Matt Saunders
«
Mes travaux sont toujours inspirés de sources diverses,
en général de films. Ce qui m’intéresse,
c’est moins de revendiquer des œuvres que de créer
une syntaxe pour les relier entre elles. Quand je transforme une
photographie, ce que je laisse de côté la plupart
du temps c’est son contexte. Quand je peins des images tirées
d’un film, ce que j’y ajoute le plus souvent c’est
de l’attention et de la sensualité, et peut-être
une certaine confusion entre sujet et objet.

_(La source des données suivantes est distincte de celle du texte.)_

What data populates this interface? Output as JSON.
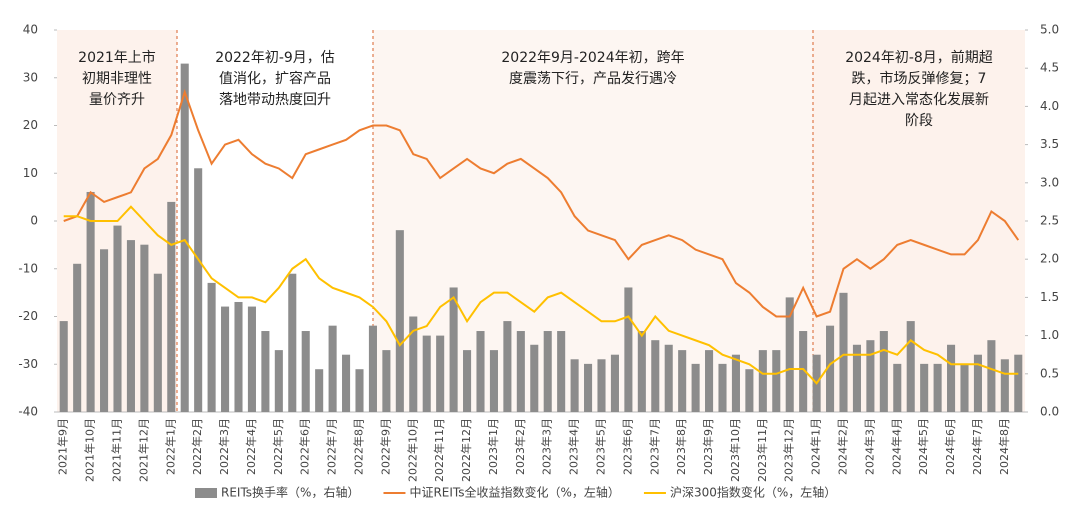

Quand je réalise
de courtes vidéos, je veux mettre à nu un aspect
de la langue parlée, ou encore faire en sorte que ces vidéos
portent des messages directs parallèles à la « voix » des
vidéos elles-mêmes. »
Matt Saunders
Matt Saunders
peint à l’huile sur toile et aussi
sur Mylar, épais papier translucide. Il travaille sur les
deux côtés de ce matériau, ce qui lui permet
de créer une image qui oscille entre la représentation
en deux ou trois dimensions, entre une illusion ou un rêve,
une vision.
Vincent Szarek
“
Ce qui inscrit (aussi) l’œuvre de Szarek dans notre époque,
c’est son formalisme en mutation, sa propension à évoquer
notre rapport à l’actuel que l’on refaçonne à tout
va, de la musique électronique et samplée aux chaussures
de sport qu’on croirait sorties tout droit d’usines
extraterrestres. (On marche ou on flotte avec ça aux pieds
?). (...)
L’art de Szarek est tout en fluidité : on balance
entre stupéfaction et impression de familier. Son oeuvre
la plus volumineuse à ce jour, un grand diptyque tortueux
dont les éléments se reflètent entre eux et
se fondent les uns dans les autres, a déjà été comparée,
au choix, à la Batmobile, à une gargouille SF, à des
ailes déployées avant l’envol, ou encore à l’ondulation
figée d’une déferlante. Contentons-nous de
l’appeler FIBERGLASS SUBLIME (SPLENDEUR EN FIBRE DE VERRE).”
Bob Nickas
Vincent Szarek sculpte des oeuvres qu’il réalise pour
qu’elles soient absolument parfaites à leur surface
comme sur leurs contours, ses sculptures sont à la fois
abstraites et organiques. Le regard du spectateur perçoit
de manière fluide l’oeuvre et son environnement.